Sì, era una poesia inquieta e si adatta al clima di oggi, in tutti i sensi, non solo italiano.


b – Se la poesia dovesse spingere gli uomini all’azione, lo scriveva Auden, i responsabili della propaganda nazista sarebbero da considerarsi come i più grandi poeti della storia. In un mondo in cui gli estremismi di destra sembrano rifiorire radicandosi nel vuoto dell’ignoranza, tuttavia, viene spontaneo chiedersi quale possa essere il ruolo della poesia (semmai ne abbia uno). Mi piacerebbe conoscere il suo pensiero a riguardo.

a – Non so se la poesia abbia un ruolo. Non sono sicura che consoli, non è l’espressione di “un’anima bella”, non credo esista l’anima e non coincide con il poetico.

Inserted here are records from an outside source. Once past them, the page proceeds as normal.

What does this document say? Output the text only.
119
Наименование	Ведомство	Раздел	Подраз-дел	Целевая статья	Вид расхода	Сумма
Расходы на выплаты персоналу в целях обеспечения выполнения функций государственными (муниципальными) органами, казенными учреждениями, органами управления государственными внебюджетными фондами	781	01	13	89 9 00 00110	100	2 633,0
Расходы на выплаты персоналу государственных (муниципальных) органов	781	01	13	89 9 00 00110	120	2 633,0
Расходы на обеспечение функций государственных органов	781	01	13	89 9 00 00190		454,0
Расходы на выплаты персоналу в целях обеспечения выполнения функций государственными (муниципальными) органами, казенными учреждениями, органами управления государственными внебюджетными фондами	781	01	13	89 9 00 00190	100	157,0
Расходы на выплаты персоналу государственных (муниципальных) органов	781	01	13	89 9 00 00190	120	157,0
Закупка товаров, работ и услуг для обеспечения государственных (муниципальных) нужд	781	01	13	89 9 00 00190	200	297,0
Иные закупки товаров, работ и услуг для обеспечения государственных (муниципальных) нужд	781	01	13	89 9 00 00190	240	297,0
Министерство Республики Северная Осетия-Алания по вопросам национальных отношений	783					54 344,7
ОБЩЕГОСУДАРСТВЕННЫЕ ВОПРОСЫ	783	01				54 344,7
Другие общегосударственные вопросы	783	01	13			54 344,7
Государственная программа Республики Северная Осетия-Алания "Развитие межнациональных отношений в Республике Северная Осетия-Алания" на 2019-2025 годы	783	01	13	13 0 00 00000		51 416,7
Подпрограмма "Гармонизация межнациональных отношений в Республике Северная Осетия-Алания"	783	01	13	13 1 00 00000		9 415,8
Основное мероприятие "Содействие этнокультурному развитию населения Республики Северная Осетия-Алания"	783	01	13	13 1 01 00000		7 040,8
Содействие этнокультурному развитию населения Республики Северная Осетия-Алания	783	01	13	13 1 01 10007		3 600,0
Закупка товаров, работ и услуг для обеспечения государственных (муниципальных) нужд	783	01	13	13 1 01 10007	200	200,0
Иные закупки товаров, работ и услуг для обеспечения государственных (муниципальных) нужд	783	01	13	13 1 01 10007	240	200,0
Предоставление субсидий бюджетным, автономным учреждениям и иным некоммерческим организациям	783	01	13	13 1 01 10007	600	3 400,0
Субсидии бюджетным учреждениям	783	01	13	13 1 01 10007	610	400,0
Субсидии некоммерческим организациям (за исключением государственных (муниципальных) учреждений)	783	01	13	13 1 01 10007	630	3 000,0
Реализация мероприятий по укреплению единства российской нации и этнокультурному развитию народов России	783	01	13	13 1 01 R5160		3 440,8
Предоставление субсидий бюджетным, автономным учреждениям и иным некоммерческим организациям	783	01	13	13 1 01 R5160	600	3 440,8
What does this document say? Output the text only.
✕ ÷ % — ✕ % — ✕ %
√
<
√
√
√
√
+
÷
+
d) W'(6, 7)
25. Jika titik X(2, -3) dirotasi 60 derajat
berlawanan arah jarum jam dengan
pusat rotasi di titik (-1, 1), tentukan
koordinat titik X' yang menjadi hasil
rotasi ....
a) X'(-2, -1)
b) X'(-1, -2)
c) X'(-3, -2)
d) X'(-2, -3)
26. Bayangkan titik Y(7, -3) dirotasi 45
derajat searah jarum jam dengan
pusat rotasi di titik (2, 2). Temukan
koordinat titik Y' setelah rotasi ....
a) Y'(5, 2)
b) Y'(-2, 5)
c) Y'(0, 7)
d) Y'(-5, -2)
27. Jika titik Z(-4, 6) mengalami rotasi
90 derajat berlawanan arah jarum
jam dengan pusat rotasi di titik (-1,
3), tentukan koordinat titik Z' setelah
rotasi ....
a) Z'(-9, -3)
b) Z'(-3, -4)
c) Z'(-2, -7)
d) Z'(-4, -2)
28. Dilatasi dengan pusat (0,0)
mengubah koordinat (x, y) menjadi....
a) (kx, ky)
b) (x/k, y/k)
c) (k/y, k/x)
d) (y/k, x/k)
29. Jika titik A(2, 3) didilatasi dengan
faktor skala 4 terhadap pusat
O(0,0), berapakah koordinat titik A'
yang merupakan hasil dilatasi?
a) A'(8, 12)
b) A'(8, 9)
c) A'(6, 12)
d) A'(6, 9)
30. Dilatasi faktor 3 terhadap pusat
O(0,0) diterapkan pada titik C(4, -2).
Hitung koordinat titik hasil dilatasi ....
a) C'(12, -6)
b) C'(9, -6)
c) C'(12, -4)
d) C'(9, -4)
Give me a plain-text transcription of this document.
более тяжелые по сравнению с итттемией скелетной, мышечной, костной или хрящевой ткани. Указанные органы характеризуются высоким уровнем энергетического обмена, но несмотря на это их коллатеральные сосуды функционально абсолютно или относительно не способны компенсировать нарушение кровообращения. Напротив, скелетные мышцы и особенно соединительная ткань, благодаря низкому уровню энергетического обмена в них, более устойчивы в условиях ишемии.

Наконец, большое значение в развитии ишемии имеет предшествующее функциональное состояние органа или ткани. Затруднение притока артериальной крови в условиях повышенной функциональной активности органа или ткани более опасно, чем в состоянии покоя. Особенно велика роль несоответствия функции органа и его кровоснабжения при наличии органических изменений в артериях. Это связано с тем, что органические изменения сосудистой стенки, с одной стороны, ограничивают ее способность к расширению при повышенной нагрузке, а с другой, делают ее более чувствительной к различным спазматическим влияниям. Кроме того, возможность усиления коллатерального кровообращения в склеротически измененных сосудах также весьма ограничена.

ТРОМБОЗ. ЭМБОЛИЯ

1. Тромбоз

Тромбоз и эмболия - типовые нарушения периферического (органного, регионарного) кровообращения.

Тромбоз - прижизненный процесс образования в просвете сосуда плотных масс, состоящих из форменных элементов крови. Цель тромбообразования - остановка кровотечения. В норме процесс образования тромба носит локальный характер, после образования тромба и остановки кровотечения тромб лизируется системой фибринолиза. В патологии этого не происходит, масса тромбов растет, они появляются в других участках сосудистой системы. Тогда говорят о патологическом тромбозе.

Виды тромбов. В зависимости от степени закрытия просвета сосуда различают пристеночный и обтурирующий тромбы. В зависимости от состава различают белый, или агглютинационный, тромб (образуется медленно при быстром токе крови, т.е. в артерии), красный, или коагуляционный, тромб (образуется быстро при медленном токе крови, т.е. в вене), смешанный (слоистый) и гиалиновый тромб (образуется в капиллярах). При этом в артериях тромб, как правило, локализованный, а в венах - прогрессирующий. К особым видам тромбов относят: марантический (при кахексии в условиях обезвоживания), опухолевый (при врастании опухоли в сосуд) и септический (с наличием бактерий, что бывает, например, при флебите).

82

Quella “cosa” chiamata poesia (così la chiama Giudici) è una forte sinapsi della realtà. Il suo ruolo? Forse quello di resistere? Nonostante tutto.  Zanzotto scrive: «tu non mi hai mai tradito paesaggio» ma cancella la parola «paesaggio». Ecco, in quel cancellare c’è la poesia, il suo ruolo forse è in quel segno, nel rendere visibile una contraddizione, quello strappo.


b – In Salva con nome ha scritto della possibilità di “invertire la rotta del male”.

Prova da qui dal rettangolo che percorri in questa vita
prova a dire il soffio delle cose.

Ha mai percepito questa possibilità come una responsabilità? Esiste secondo lei un dovere morale del poeta nei confronti del vivere dovendo provare a dire, a scrivere?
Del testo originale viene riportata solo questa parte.